Verse 33
34. Verily I say unto thee Our Lord is forced by Peter’s boasts, nay, gain-sayings, to bring out the clear, precise, sorrowful truth.
Before the cock crow Mark and Luke say, “before the cock crow twice.” This Matthew omits, because it was the second cock-crowing that was usually and technically called “the cock-crowing.” Our Lord doubtless referred to the usual morning cock-crowing, since the midnight one is seldom heard, or in conversation taken into account. No difficulty can arise from the fact that the Jews kept no gallinaceous or barn fowls. The Romans may have done so, and the crow of the cock may have been heard from the Pretorium.

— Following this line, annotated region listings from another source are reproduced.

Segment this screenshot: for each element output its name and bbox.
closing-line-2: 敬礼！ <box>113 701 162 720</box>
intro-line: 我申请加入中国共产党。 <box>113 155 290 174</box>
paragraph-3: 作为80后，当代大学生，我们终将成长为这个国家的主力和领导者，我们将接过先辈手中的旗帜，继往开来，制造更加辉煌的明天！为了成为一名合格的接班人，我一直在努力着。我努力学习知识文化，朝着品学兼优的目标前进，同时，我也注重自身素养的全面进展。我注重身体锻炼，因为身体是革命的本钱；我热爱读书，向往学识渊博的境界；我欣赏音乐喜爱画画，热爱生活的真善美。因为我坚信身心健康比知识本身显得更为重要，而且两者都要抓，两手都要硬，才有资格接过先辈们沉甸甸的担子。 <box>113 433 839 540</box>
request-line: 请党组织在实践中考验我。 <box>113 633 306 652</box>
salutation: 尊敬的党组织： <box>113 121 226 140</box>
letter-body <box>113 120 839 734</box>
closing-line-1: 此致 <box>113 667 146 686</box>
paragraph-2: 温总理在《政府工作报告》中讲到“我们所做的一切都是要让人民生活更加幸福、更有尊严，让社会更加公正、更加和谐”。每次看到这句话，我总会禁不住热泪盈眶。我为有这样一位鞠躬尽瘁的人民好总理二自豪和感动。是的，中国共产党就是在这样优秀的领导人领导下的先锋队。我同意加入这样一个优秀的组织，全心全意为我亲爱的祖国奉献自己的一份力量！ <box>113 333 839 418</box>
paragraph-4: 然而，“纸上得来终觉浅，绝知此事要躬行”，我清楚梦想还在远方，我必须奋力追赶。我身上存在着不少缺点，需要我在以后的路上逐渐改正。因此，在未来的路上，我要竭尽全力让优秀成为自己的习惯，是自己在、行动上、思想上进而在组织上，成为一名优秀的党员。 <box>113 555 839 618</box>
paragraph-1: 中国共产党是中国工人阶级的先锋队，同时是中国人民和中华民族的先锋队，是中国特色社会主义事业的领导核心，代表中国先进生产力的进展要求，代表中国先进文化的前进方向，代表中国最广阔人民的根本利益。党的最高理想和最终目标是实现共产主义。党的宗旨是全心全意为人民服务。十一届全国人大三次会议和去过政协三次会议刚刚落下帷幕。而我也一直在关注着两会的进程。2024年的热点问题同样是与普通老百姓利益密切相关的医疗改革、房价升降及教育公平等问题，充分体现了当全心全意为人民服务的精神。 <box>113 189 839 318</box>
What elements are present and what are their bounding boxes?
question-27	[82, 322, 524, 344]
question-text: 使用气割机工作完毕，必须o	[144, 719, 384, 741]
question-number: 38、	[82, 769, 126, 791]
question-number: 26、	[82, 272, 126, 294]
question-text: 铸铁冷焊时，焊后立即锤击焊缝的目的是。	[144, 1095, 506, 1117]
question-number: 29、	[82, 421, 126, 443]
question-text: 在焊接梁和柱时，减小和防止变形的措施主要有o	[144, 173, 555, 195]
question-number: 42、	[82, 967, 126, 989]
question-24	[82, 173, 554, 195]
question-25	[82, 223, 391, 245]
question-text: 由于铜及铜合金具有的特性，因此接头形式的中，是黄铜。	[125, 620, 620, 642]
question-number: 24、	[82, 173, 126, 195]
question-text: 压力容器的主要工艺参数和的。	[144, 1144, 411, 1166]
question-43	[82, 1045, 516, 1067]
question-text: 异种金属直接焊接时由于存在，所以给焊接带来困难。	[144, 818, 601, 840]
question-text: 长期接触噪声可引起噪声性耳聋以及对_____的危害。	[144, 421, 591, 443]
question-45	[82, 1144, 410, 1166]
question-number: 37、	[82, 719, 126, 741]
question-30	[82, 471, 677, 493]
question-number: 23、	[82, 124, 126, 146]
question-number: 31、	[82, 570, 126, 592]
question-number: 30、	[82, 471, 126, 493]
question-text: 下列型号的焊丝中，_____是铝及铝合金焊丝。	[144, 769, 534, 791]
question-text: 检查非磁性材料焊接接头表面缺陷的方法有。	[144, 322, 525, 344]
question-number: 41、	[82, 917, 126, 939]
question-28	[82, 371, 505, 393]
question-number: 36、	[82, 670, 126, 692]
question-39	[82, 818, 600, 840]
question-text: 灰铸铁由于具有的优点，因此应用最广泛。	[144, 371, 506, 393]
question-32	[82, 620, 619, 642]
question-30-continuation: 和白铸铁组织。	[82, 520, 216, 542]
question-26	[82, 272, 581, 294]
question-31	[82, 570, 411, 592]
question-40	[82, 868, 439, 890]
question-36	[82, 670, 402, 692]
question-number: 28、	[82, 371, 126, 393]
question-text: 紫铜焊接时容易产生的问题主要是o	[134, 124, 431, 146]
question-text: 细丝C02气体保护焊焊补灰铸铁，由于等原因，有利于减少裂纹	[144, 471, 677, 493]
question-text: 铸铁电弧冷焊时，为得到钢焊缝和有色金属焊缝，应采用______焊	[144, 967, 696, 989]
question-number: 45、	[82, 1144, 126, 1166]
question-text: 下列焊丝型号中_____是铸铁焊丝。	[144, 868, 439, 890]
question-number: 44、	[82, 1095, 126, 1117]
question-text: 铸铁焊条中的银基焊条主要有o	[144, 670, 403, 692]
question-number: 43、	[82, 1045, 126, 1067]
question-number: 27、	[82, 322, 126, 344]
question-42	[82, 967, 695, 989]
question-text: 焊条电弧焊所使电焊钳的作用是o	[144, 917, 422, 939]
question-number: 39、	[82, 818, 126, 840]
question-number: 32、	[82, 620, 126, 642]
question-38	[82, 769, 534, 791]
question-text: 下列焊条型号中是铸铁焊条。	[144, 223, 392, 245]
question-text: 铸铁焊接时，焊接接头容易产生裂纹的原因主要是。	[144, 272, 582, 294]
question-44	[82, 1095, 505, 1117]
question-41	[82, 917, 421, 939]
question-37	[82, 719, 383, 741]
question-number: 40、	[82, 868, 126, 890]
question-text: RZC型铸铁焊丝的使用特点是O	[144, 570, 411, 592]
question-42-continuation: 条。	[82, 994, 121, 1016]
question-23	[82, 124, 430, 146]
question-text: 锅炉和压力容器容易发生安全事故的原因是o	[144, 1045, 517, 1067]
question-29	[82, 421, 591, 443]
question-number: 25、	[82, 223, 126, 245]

“In the crowing of a cock,” says Buckhardt, “there are two remarkable things: One, that an animal so small should cry with so loud a voice; the other, that it sings at stated hours, and at such times as other birds are silent in sleep.” He is created nature’s living time-keeper, He is God’s appointed watchman and crier in the midnight and at daylight, knowing and telling the hours by a wonderful instinct. That he is so inspired by a divine faculty, the Arabians expressed by their fancy that there was a white cock before the throne of God, whose voice gives the signal for all cocks on earth to crow. It was such a crier at whose voice the conscience of Peter was to be made to awake. But there was no power in the voice of the bird to express a divine meaning, had it not been interpreted beforehand by our Lord. So the voice of nature speaks with a divine wisdom, when we take God’s word to interpret its language.